Saturday, September 28, 2013

Feliz cumpleaños!!

Sunday September 29th. A day of great portent and importance. 

And not only because it's the date of my audition (may the Force be with me), but because it's the 466th birthday of our favorite author, Miguel de Cervantes, author of "Don Quixote".  

Happy Birthday, Miguel !!!  

Wikipedia portrait of Cervantes, seen here not blowing out the candles on his cake.

If that collar he's wearing reminds you of something, that may be because Cervantes is only seventeen years older than Shakespeare.  I wonder if they ever met.  ("Thou art a writer too, forsoothe? I shall buy for thee this ale, that we might bemoan our tragic fate as brothers.").

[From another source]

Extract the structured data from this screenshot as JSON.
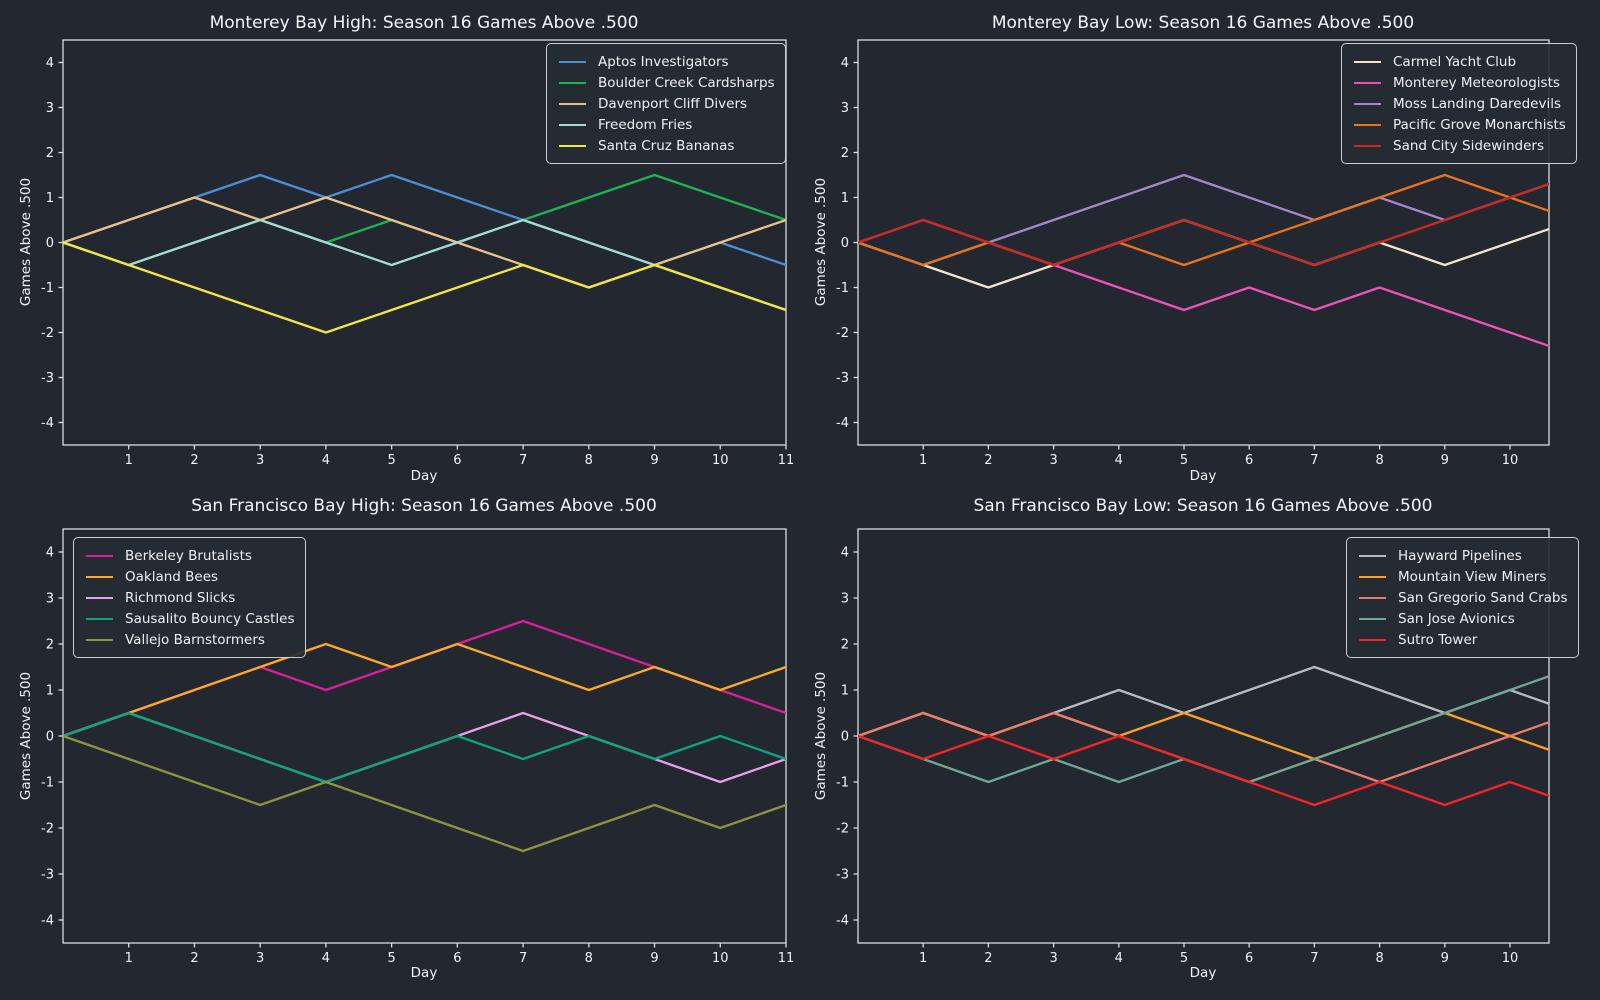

Cervantes is credited with inventing the modern novel, and while he was at it, he invented the sequel, too; the famous Don Quixote was published in two parts, in 1605 and 1615 [an early George RR Martin, no doubt]. Among his other accomplishments:  Cervantes was a purchasing agent for the Spanish Armada and a soldier in the Spanish Naval Marines. His left hand was permanently disabled in a naval battle, but he continued to serve in the military.  He was captured by Algerians and held as a slave for five years, but was eventually ransomed and rejoined his family in Madrid.

Cervantes was married - to a much younger woman - in 1584; an uncle of his wife is said to have served as something of a model for Don Quixote.  He actually did work for a while as a tax collector, and was in fact jailed more than once for 'irregularities' in his accounts and/or for bankruptcy; this is apparently the inspiration for the dungeon setting of our play.  

Most of the elements of "Man of La Mancha" are taken from the first section of the novel: fighting the windmills, the vigil in the courtyard of the inn, and the episode with the barber and the shaving basin.  In the novel, Don Quixote has never actually met Dulcinea, she is just a farm girl from a nearby town.  Happily for the mezzo-sopranos among us, Dulcinea in the play is a much more, er, colorful figure.

Cervantes lived much of his life, including his final years, in Madrid.  In Plaza Mayor, Madrid, is a large bronze statue of Don Quixote and Sancho Panza; sorry for the poor quality of the photograph. Just ignore the stupid tourist climbing around up there.  

Is she really wearing a LOGON tee-shirt?

I went looking for Cervantes quotes on the intertubes, and found the following: 

One man scorned and covered with scars still strove with his last ounce of courage to reach the unreachable stars; and the world will be better for this. 

Sound familiar????  I wonder if his estate is still getting royalties.